6. The system (100) according to any one of the preceding claims, wherein the hydraulic supply line (13) has at least one supply line channel (104), wherein the supply line channel (104) preferably extends from the at least one crankshaft bearing (K) to the at least one crankpin bearing (3 c).

7. The system (100) according to any one of the preceding claims, wherein the hydraulic supply line (13) for supplying the length adjustment device (16) is in flow communication with the at least one crankpin bearing (K).

8. System (100) according to claim 6 or 7, characterized in that at least one crankshaft bearing (K) has an inlet opening for delivering lubricant into the inlet channel (104), wherein the inlet opening is in flow communication with both the hydraulic line (13) and the lubricant supply (101).

9. The system (100) according to any one of the preceding claims, wherein the lubricant supply (101) has at least one check valve (103) which is provided for preventing lubricant which is introduced into the at least one crankshaft bearing (K) via the hydraulic supply line (13) from flowing out into the lubricant supply (101).

10. The system (100) according to any one of claims 1 to 6, wherein the lubricant supply device (101) is in flow communication with a first set of crankshaft bearings (K) and the hydraulic supply line (13) for supplying the length adjustment device (16) is in flow communication with a second set of crankshaft bearings (K), wherein the first set of crankshaft bearings does not contain the second set of crankshaft bearings (K) and the supply device (37) is provided for lubricating the second set of crankshaft bearings (K) with lubricant also via the hydraulic supply line (13) in addition to lubricating the first set of crankshaft bearings (K) with lubricant via the lubricant supply device (101).

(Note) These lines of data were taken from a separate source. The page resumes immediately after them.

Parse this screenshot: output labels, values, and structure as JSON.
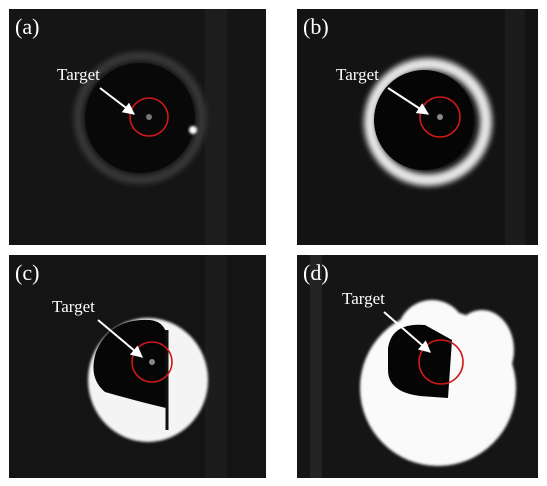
{
  "panels": [
    {
      "label": "(a)",
      "annotation": "Target"
    },
    {
      "label": "(b)",
      "annotation": "Target"
    },
    {
      "label": "(c)",
      "annotation": "Target"
    },
    {
      "label": "(d)",
      "annotation": "Target"
    }
  ]
}
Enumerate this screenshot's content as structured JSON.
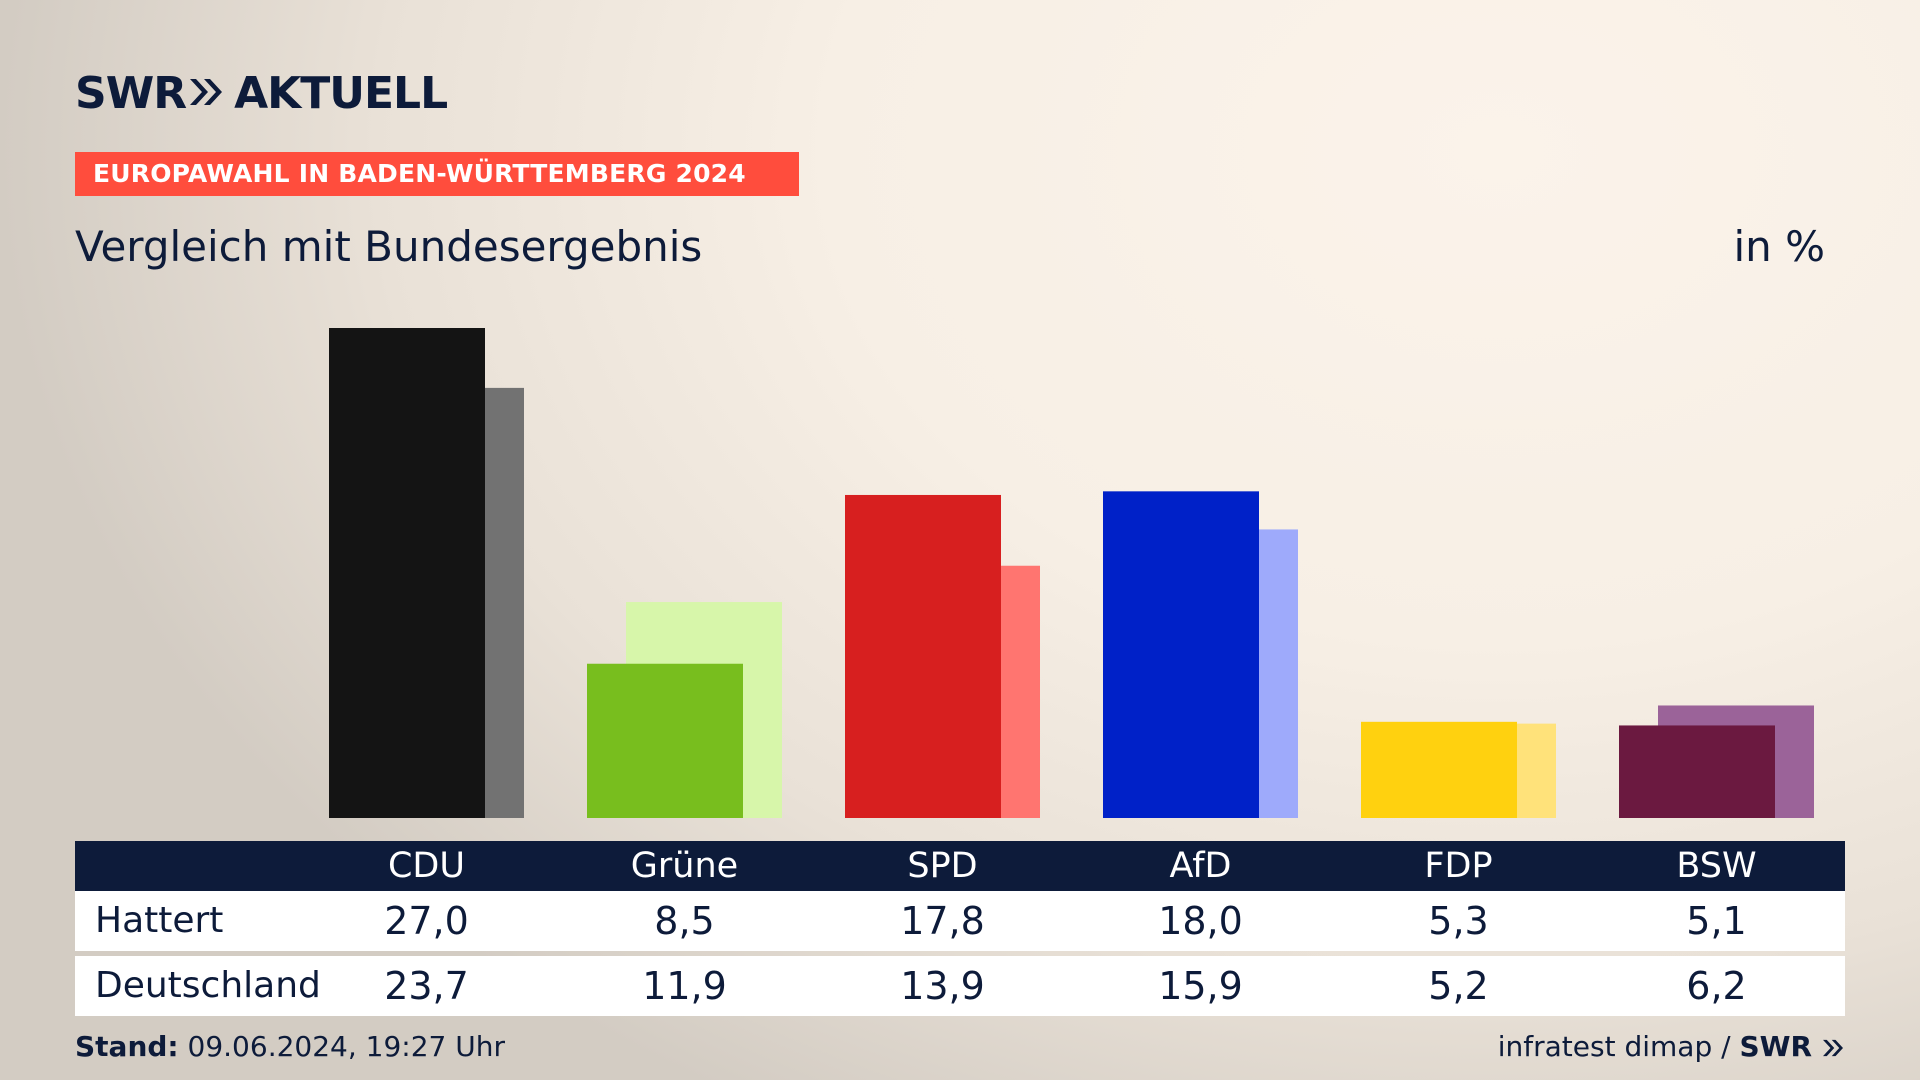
{
  "brand": {
    "name": "SWR",
    "suffix": "AKTUELL"
  },
  "header": {
    "subtitle": "EUROPAWAHL IN BADEN-WÜRTTEMBERG 2024",
    "title": "Vergleich mit Bundesergebnis",
    "unit": "in %"
  },
  "table": {
    "rows": [
      {
        "label": "Hattert",
        "values": [
          "27,0",
          "8,5",
          "17,8",
          "18,0",
          "5,3",
          "5,1"
        ]
      },
      {
        "label": "Deutschland",
        "values": [
          "23,7",
          "11,9",
          "13,9",
          "15,9",
          "5,2",
          "6,2"
        ]
      }
    ]
  },
  "footer": {
    "stand_label": "Stand:",
    "stand_value": "09.06.2024, 19:27 Uhr",
    "source": "infratest dimap /",
    "source_brand": "SWR"
  },
  "chart_data": {
    "type": "bar",
    "categories": [
      "CDU",
      "Grüne",
      "SPD",
      "AfD",
      "FDP",
      "BSW"
    ],
    "series": [
      {
        "name": "Hattert",
        "values": [
          27.0,
          8.5,
          17.8,
          18.0,
          5.3,
          5.1
        ],
        "colors": [
          "#141414",
          "#78be1e",
          "#d71f1f",
          "#0021c8",
          "#ffd10f",
          "#6b1940"
        ]
      },
      {
        "name": "Deutschland",
        "values": [
          23.7,
          11.9,
          13.9,
          15.9,
          5.2,
          6.2
        ],
        "colors": [
          "#727272",
          "#d7f6aa",
          "#ff7570",
          "#9eaafb",
          "#ffe27a",
          "#9b6399"
        ]
      }
    ],
    "xlabel": "",
    "ylabel": "",
    "ylim": [
      0,
      27.0
    ],
    "grid": false,
    "legend": "table-below"
  }
}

11. A method (110) for adjusting the effective length of a length-adjustable connecting rod (1) of an internal combustion engine, in particular of a reciprocating piston engine, wherein the connecting rod (1) has at least one first rod part (4) and a second rod part (5) and the two rod parts (4, 5) are moved, in particular telescopically, relative to one another and/or into one another by means of a length adjustment device (16) in the direction of a longitudinal axis (1a) of the rod parts (4, 5), wherein,

-lubricant is extracted from the lubricant reservoir (38) by means of a supply device (37), wherein the supply device (37) can be in flow communication on the output side both with the lubricant supply device (101) and with the hydraulic supply line (13), by means of which lubricant supply device at least one crankshaft bearing (K) and/or crank pin bearing (3c) of the internal combustion engine can be loaded with lubricant and by means of the hydraulic supply line the length adjustment device (16) can be loaded with lubricant used as hydraulic medium,

-the extracted first part of the lubricant for lubricating the at least one crankshaft bearing (K) and/or the crankpin bearing (3c) is conducted into a lubricant supply (101), and

-a second portion of the extracted lubricant for moving the two rod parts (4, 5) relative to and/or into each other is led into the hydraulic supply line (13).

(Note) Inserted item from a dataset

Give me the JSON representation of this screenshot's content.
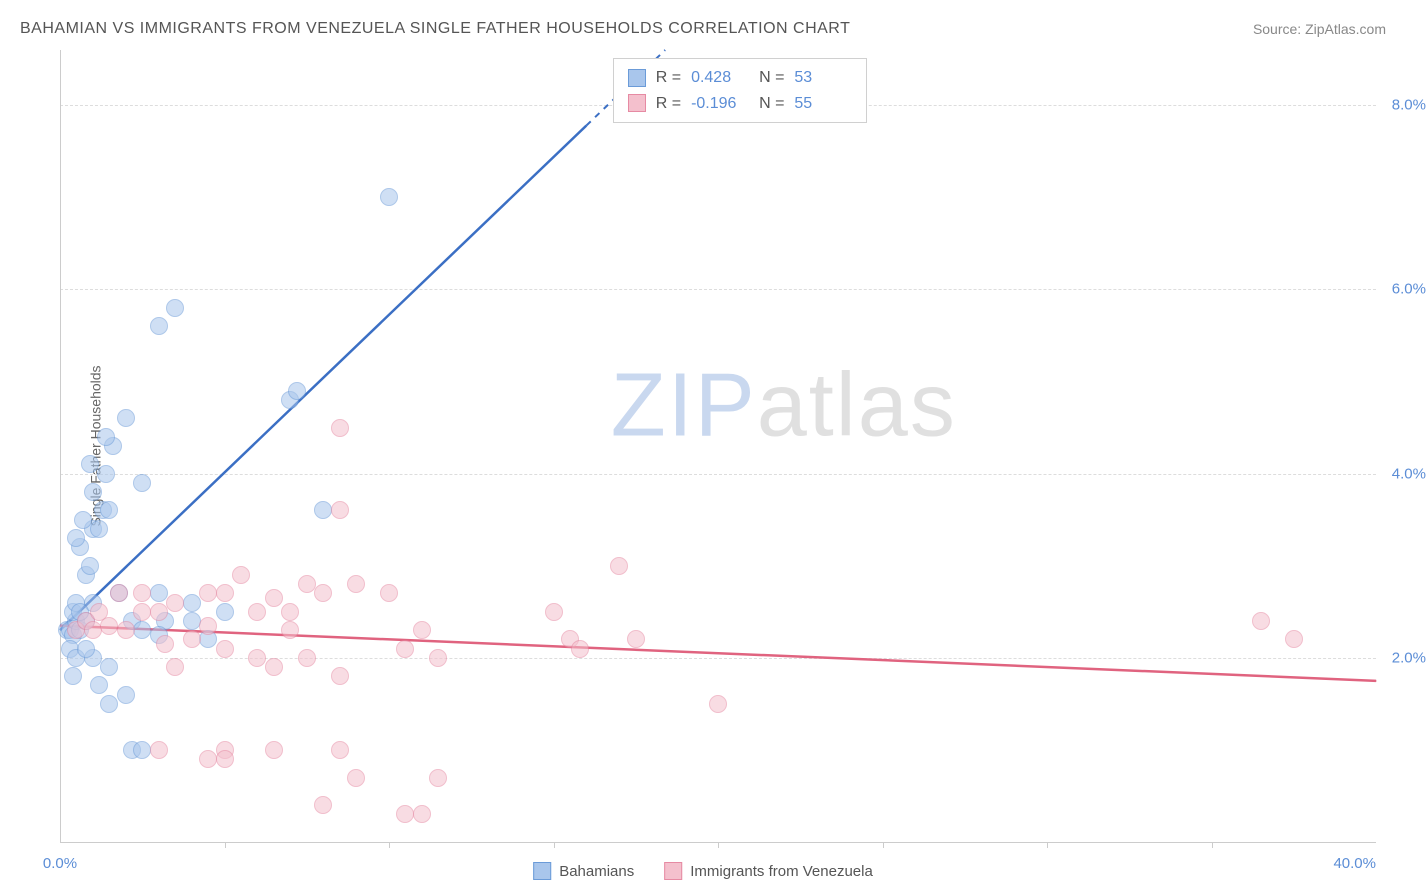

12. An internal combustion engine, in particular a reciprocating piston engine, comprising: a length-adjustable connecting rod (1) having at least one first connecting rod part (4) and a second connecting rod part (5), wherein the two connecting rod parts (4, 5) are moved, in particular telescopically, relative to one another and/or into one another by means of a length adjustment device (16) in the direction of a longitudinal axis (1a) of the connecting rod parts (4, 5); and a system (100) according to any of claims 1 to 10.